(Publié initialement le 23 janvier 2009)
(*Ce livre est une version révisée et rééditée de « Je t’enseignerai ce que tu dois faire ». Le texte suivant a été écrit sur la base de l’édition précédente.)
Ce livre contient de précieuses interviews de compositeurs renommés de la fin du XIXe siècle, tels que Brahms, R. Strauss et Grieg, leur posant la question de l’« inspiration ».
À première vue, le contenu et les expressions peuvent sembler purement anachroniques. Cependant, c’est un travail laborieux qui aborde de front la question de ce qui se passe à l’intérieur d’un compositeur lorsqu’il compose. Les compositeurs présentés parlent dans leurs propres mots de la source de leurs éclairs de génie, de leur inspiration et de leur créativité.
En tant que recueil de paroles de compositeurs de cette époque sur ce thème même, on peut dire qu’il s’agit d’une ressource précieuse sur le plan documentaire.

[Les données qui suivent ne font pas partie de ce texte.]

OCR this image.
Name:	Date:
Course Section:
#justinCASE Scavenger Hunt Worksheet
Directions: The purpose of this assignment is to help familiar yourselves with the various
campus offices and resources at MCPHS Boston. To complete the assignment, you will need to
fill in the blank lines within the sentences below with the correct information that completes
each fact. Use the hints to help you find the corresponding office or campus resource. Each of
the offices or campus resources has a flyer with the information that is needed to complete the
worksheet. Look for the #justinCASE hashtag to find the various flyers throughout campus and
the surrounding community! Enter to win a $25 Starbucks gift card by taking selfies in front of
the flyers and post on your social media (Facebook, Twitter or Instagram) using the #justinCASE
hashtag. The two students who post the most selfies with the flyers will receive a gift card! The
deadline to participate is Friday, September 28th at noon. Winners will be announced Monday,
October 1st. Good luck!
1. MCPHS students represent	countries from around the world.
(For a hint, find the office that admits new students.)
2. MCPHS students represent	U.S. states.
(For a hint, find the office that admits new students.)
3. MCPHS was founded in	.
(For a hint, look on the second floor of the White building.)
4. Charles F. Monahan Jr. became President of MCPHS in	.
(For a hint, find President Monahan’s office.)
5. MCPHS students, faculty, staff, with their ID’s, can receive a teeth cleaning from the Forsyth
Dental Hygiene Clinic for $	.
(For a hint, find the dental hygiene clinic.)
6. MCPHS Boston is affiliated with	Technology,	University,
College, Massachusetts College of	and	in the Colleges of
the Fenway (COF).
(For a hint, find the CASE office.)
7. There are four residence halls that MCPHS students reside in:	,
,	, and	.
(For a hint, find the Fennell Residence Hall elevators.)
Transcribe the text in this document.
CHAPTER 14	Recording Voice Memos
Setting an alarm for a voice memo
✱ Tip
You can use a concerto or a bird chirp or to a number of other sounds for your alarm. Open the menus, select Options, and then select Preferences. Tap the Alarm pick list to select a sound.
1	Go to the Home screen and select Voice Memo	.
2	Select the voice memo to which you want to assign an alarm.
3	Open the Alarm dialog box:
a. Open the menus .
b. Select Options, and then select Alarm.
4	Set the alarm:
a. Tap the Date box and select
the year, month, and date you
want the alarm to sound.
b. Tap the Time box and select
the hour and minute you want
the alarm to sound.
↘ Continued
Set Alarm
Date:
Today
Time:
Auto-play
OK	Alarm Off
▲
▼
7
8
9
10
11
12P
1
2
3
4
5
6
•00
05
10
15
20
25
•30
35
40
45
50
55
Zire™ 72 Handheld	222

Cependant, étant donné qu’il s’agit de personnes issues du monde chrétien, des éléments théologiques sont fortement présents en arrière-plan, de sorte que les lecteurs japonais pourraient trouver certaines parties difficiles à assimiler. Mais en interprétant celles-ci de manière large comme un sentiment de foi et en lisant sous l’angle d’une crainte respectueuse envers un être transcendant, je crois qu’il est possible de comprendre leur attitude envers la création.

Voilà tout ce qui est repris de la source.